Yıllardır bu soruyu sorup duruyoruz... Evet, ‘‘çark’’ bir şekilde gidiyor. En sevdiğimiz şeyi yapıp, ‘‘idare ediyoruz’’ işte... Ama daha gelişmiş ülkelerde yürüyen, işler bizim piyasamızda asla yürümüyor. Korsan, telif, prodüktörlük gibi unsurların asla sağlıklı işlemediği, bazı güçlerin belirli ‘‘tekel’’lerin elinde olduğu bir piyasa zaten nasıl adam olur ki.
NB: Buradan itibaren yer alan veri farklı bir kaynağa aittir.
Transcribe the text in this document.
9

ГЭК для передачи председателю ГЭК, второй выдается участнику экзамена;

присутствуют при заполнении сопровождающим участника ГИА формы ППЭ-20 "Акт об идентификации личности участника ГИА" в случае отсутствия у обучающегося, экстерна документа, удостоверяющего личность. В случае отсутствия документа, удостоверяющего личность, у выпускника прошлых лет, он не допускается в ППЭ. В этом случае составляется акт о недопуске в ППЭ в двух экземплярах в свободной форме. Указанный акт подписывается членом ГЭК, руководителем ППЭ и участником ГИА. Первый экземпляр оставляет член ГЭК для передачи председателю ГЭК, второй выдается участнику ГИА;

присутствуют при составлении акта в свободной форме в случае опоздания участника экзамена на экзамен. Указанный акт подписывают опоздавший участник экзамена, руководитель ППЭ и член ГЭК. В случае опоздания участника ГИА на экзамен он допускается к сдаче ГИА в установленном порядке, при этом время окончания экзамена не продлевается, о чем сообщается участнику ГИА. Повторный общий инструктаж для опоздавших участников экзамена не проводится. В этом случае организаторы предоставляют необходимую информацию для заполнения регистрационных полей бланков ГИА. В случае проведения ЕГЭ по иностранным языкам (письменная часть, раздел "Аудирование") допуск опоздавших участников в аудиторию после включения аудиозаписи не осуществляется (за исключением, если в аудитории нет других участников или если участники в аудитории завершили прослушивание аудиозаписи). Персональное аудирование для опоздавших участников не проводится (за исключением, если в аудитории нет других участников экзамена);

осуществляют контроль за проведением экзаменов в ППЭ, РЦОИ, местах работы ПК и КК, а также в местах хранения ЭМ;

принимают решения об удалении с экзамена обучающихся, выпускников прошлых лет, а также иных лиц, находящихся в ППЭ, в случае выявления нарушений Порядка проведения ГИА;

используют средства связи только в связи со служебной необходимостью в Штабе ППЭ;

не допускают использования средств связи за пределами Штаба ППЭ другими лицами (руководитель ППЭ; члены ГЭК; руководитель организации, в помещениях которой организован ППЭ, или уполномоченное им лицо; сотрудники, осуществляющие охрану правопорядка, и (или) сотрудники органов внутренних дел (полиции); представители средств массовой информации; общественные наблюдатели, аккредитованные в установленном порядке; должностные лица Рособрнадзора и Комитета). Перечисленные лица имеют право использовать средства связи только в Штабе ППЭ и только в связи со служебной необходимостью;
Bu kadar karmaşanın içinde yine bazı iyi yapımların çıkmasına şükretmekle yetinmemize şaşmamalı...

Müzik tüketicisi ne istiyor?

Müzik şirketleri hep aynı bir milyon insana satabilecekleri albümler yapmaya çalışırken acaba ‘‘müzik tüketicisinin’’ gerçekten ne istediğini düşünüyorlar mı? Ülkemizde bu yönde hemen hiç araştırma yapılmıyor. Oysa gelişmiş sektörlerde şirketler bu tür araştırmalara büyük önem veriyor. Bizde ise galiba daha bir kaç ‘‘yüzyıl’’, ‘‘ya tutarsa yöntemiyle’’ albüm yapılacak!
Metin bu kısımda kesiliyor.